Industry observers predict an estimated price parity between EVs and internal combustion engine (ICE) vehicles as early as 2022, according to a Geotab report. The growing use of cheaper nickel-based battery systems to replace cobalt-based ones and the expansion of battery factories will lead to wider economies of scale that push battery costs down.
Charging Up Faster
Ultra-fast chargers, wireless charging, and battery swapping are all emerging as solutions to improve public charging, according to Geotab. These innovations are set to make EVs even more competitive with ICE vehicles by complementing home and workplace charging options.
As of Q1 2020, there were 13,627 public and workplace DC fast EVSE and 71,975 public and workplace Level 2 EVSE available in the U.S., according to Green Car Congress, citing a National Renewable Energy Laboratory (NREL) report.
Utilities in California, for example, are investing more than $1 billion to build the charging infrastructure necessary for electric cars, trucks, vans, and buses statewide, according to TheBusinessResearchCompany.com.

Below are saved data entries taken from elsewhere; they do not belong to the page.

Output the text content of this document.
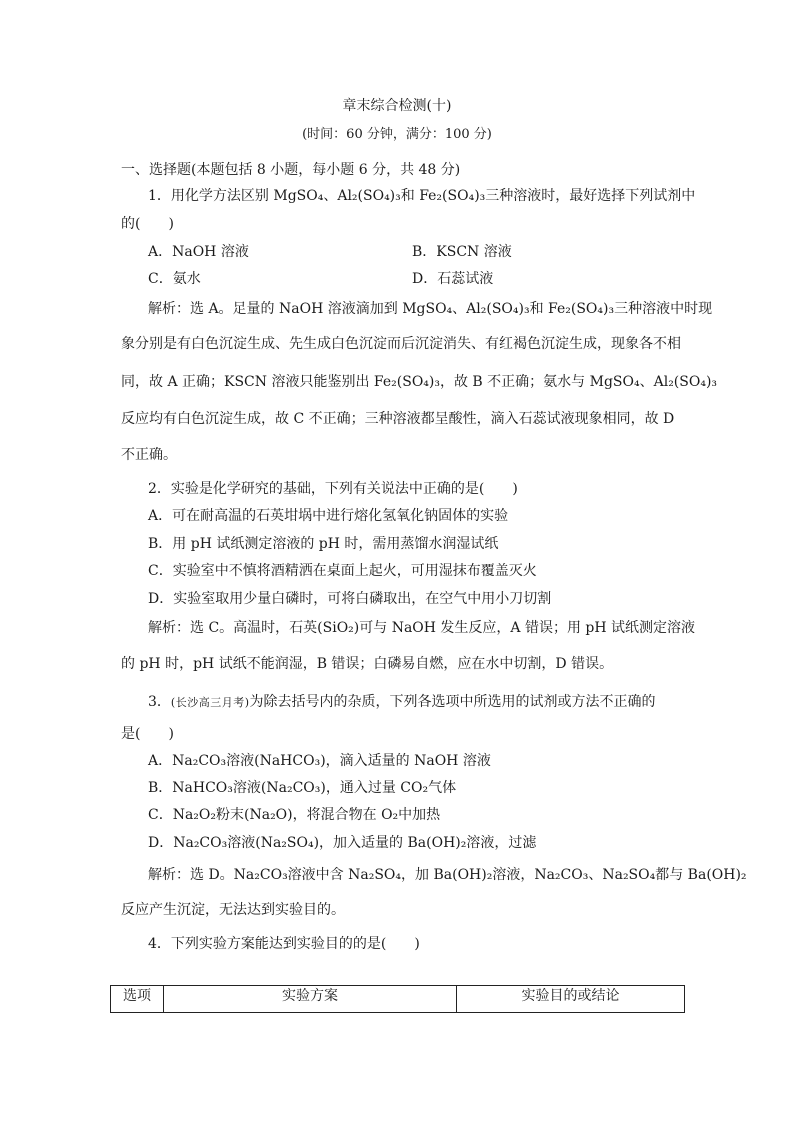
章末综合检测(十)
(时间：60 分钟，满分：100 分)
一、选择题(本题包括 8 小题，每小题 6 分，共 48 分)
1．用化学方法区别 MgSO₄、Al₂(SO₄)₃和 Fe₂(SO₄)₃三种溶液时，最好选择下列试剂中
的(　　)
A．NaOH 溶液	B．KSCN 溶液
C．氨水	D．石蕊试液
解析：选 A。足量的 NaOH 溶液滴加到 MgSO₄、Al₂(SO₄)₃和 Fe₂(SO₄)₃三种溶液中时现
象分别是有白色沉淀生成、先生成白色沉淀而后沉淀消失、有红褐色沉淀生成，现象各不相
同，故 A 正确；KSCN 溶液只能鉴别出 Fe₂(SO₄)₃，故 B 不正确；氨水与 MgSO₄、Al₂(SO₄)₃
反应均有白色沉淀生成，故 C 不正确；三种溶液都呈酸性，滴入石蕊试液现象相同，故 D
不正确。
2．实验是化学研究的基础，下列有关说法中正确的是(　　)
A．可在耐高温的石英坩埚中进行熔化氢氧化钠固体的实验
B．用 pH 试纸测定溶液的 pH 时，需用蒸馏水润湿试纸
C．实验室中不慎将酒精洒在桌面上起火，可用湿抹布覆盖灭火
D．实验室取用少量白磷时，可将白磷取出，在空气中用小刀切割
解析：选 C。高温时，石英(SiO₂)可与 NaOH 发生反应，A 错误；用 pH 试纸测定溶液
的 pH 时，pH 试纸不能润湿，B 错误；白磷易自燃，应在水中切割，D 错误。
3．(长沙高三月考)为除去括号内的杂质，下列各选项中所选用的试剂或方法不正确的
是(　　)
A．Na₂CO₃溶液(NaHCO₃)，滴入适量的 NaOH 溶液
B．NaHCO₃溶液(Na₂CO₃)，通入过量 CO₂气体
C．Na₂O₂粉末(Na₂O)，将混合物在 O₂中加热
D．Na₂CO₃溶液(Na₂SO₄)，加入适量的 Ba(OH)₂溶液，过滤
解析：选 D。Na₂CO₃溶液中含 Na₂SO₄，加 Ba(OH)₂溶液，Na₂CO₃、Na₂SO₄都与 Ba(OH)₂
反应产生沉淀，无法达到实验目的。
4．下列实验方案能达到实验目的的是(　　)
选项	实验方案	实验目的或结论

Evolving Manufacturing & Materials
Manufacturers are expected to achieve carbon emissions targets in 2021 by combining electrification with lighter more advanced materials, according to a Frost & Sullivan report. Electric vehicle weights are expected to decline by about 20-25% by 2025. Gradual efficiencies derived from lighter materials will help further reduce CO2 emissions.

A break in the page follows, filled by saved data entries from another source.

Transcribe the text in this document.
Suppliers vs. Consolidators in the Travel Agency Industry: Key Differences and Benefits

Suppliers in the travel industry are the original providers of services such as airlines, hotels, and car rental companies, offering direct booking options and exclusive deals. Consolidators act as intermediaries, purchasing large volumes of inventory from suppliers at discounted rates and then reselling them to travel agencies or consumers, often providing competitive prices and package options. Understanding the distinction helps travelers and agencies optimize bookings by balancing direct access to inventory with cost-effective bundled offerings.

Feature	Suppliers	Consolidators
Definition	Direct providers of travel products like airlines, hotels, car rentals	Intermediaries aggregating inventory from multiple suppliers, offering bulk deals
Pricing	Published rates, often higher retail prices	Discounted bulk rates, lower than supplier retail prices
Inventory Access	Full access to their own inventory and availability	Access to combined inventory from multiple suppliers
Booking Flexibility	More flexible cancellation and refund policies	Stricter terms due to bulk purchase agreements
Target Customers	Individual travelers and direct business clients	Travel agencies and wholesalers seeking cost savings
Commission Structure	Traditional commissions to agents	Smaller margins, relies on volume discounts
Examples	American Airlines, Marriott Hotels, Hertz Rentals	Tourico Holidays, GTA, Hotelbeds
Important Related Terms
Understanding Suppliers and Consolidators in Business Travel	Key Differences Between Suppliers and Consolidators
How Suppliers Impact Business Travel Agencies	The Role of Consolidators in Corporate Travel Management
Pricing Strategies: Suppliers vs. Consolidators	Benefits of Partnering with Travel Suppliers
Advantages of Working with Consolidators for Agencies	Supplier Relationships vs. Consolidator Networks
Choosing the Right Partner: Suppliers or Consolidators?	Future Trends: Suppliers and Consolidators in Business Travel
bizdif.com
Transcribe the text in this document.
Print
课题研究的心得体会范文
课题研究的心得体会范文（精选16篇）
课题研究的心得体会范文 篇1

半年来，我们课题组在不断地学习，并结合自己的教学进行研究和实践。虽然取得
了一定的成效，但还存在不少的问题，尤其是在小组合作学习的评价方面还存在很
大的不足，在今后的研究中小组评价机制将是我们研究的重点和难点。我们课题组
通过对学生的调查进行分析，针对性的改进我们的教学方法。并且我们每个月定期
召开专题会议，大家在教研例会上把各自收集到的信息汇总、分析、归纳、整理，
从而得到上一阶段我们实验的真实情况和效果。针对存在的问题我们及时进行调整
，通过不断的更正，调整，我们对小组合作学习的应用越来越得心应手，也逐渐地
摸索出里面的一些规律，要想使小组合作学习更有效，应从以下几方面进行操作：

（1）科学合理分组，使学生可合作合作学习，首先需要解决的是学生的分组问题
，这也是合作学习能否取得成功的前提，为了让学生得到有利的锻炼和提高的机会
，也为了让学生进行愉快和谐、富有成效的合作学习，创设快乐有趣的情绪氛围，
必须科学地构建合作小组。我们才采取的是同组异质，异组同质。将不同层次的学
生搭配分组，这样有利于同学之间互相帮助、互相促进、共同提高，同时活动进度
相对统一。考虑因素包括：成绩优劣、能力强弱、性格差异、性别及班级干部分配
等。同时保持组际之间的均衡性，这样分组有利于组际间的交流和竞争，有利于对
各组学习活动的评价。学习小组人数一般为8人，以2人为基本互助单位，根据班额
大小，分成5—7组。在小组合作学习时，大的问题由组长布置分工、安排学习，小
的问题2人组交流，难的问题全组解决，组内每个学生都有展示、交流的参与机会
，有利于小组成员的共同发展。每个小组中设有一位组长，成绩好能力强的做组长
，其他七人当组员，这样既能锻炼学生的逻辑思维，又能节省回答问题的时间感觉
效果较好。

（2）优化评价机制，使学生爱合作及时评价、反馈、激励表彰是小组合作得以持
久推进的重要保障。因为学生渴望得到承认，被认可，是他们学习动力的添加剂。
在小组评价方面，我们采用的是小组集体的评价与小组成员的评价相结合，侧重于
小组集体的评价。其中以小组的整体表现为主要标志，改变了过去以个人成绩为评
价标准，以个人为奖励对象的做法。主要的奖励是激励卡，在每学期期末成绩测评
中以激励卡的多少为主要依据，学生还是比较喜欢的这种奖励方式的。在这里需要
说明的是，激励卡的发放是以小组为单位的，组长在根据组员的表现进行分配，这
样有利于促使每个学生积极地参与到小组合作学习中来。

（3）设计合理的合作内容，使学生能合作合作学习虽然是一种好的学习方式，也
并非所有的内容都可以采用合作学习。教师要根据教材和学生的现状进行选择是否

Frost & Sullivan reports that to achieve such reductions through 2025 the most commonly used materials for light weighting body closures and structures will be high strength (HS) steel for mainstream vehicles and aluminum for large and luxury vehicles.
Measuring with Telematics
Electrification thrives on sophisticated telematics, which will come standard on many electric vans. In addition to helping drivers and operators run the most efficient routes at the best power consumption levels, telematics will capture a continuous flow of data that will accumulate the insights needed for optimal usage.
Generating deeper data on a wider variety of EVs, including vans, will help telematics providers gain perspective on how vehicles have performed based on specific tasks. This will provide accurate metrics for use-case comparisons that will aid future forecasting and planning.
Looking Ahead: ELMS Urban Delivery Van
Fleet operators will look for those light-duty commercial electric vans that capture all of these advances in the right balance of specs and features that enable profitable operations.
The Electric Last Mile Solutions (ELMS) Inc. Class 1 Urban Delivery commercial van achieves this balance as the first electric van in its category to enter the U.S. market in 2021. The ELMS van is projected to deliver 35% in TCO savings, 60% in maintenance cost reduction, and 35% more cargo space than the Class 1 leader.
Such advantages are made possible by a van with a curb weight of 3,329 pounds, a maximum payload capacity of 2,403 pounds, 170 cubic feet of cargo space, and a range of 150 miles on one full charge. Advanced onboard and over-the-air data and telematics allow fleet managers to engage business planning and fleet tracking for optimal efficiency.